So, what exactly is layer 2?

How is it done?

  • When it comes to scaling solutions, Channels are one of the first widely discussed solutions. They allow participants to exchange transactions off-chain x number of times, while only submitting two transactions to the base layer. The most popular types of channels are state channels and their subtypes — payment channels.
    Although channels have the potential to easily process thousands of TPS, some of their downsides are that while using channels, participants have to lock-up their funds in a multisig contract, which practically means no support for open participation. Moreover, this scaling solution is application-specific and cannot be used to scale general-purpose smart contracts.
  • Plasma is a layer 2 scaling solution that was proposed by Joseph Poon and Vitalik Buterin. It’s a framework for building scalable applications on Ethereum that leverages the use of smart contracts and Merkle trees to enable the creation of an unlimited number of child chains which are copies of the parent Ethereum chain.
    Offloading transactions from the main chain to a child chain allows for fast and cheap transactions. But, on the other hand, one drawback is that users have to wait several days before they’re able to withdraw their funds from the child chains. Moreover, just like Channels, Plasma also doesn’t support general-purpose smart contracts execution.
  • Sidechains are Ethereum compatible, independent blockchains with their own block parameters and consensus models. These sidechains are connected to the main Ethereum chain by a two-way bridge. Hence, contracts deployed to the Ethereum base layer can also be directly deployed to the sidechain.
  • Rollups provide scaling by bundlings aka rolling, sidechain transactions into a single transaction, and generating a cryptographic proof, also known as SNARK (Succinct Non-interactive ARgument of Knowledge), that is submitted to the base layer. With rollups, all transaction state and executions are handled on sidechains. The main Ethereum chain only stores transaction data.
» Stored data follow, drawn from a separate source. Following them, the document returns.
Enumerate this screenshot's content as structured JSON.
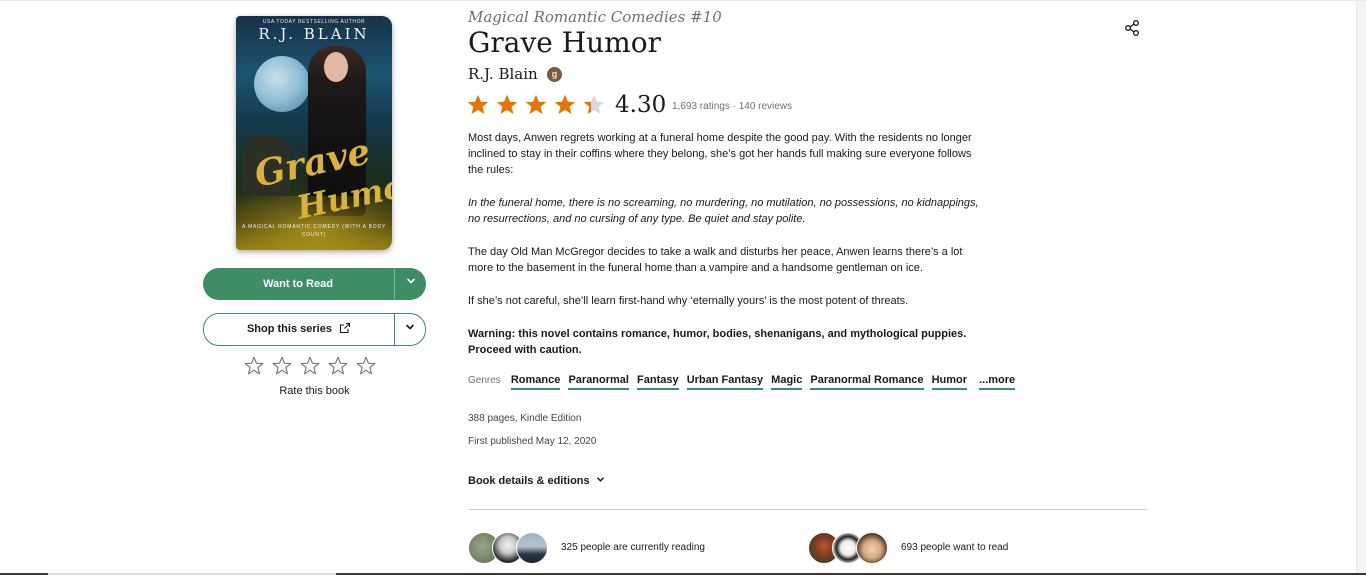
{
  "cover": {
    "tagline": "USA TODAY BESTSELLING AUTHOR",
    "author": "R.J. BLAIN",
    "title_line1": "Grave",
    "title_line2": "Humor",
    "subtitle": "A MAGICAL ROMANTIC COMEDY (WITH A BODY COUNT)"
  },
  "actions": {
    "want_to_read": "Want to Read",
    "shop": "Shop this series",
    "rate_label": "Rate this book"
  },
  "book": {
    "series": "Magical Romantic Comedies #10",
    "title": "Grave Humor",
    "author": "R.J. Blain",
    "average_rating": "4.30",
    "rating_value": 4.3,
    "counts": "1,693 ratings · 140 reviews",
    "description": [
      "Most days, Anwen regrets working at a funeral home despite the good pay. With the residents no longer inclined to stay in their coffins where they belong, she’s got her hands full making sure everyone follows the rules:",
      "In the funeral home, there is no screaming, no murdering, no mutilation, no possessions, no kidnappings, no resurrections, and no cursing of any type. Be quiet and stay polite.",
      "The day Old Man McGregor decides to take a walk and disturbs her peace, Anwen learns there’s a lot more to the basement in the funeral home than a vampire and a handsome gentleman on ice.",
      "If she’s not careful, she’ll learn first-hand why ‘eternally yours’ is the most potent of threats.",
      "Warning: this novel contains romance, humor, bodies, shenanigans, and mythological puppies. Proceed with caution."
    ],
    "genres_label": "Genres",
    "genres": [
      "Romance",
      "Paranormal",
      "Fantasy",
      "Urban Fantasy",
      "Magic",
      "Paranormal Romance",
      "Humor"
    ],
    "genres_more": "...more",
    "pages": "388 pages, Kindle Edition",
    "published": "First published May 12, 2020",
    "details_link": "Book details & editions"
  },
  "social": {
    "currently_reading": "325 people are currently reading",
    "want_to_read": "693 people want to read"
  },
  "colors": {
    "accent": "#3f8d66",
    "star": "#e87400",
    "star_empty": "#d8d8d8",
    "text": "#1e1915"
  }
}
    There are two types of rollups: (i) ZK Rollups, and (ii) Optimistic Rollups. ZK Rollups, although faster and more efficient than Optimistic Rollups, do not provide an easy way for the existing smart contracts to migrate to layer 2. Optimistic Rollups, on the other hand, run an EVM compatible virtual machine called Optimistic Virtual Machine (OVM) which allows for executing the same smart contracts that can be executed on Ethereum.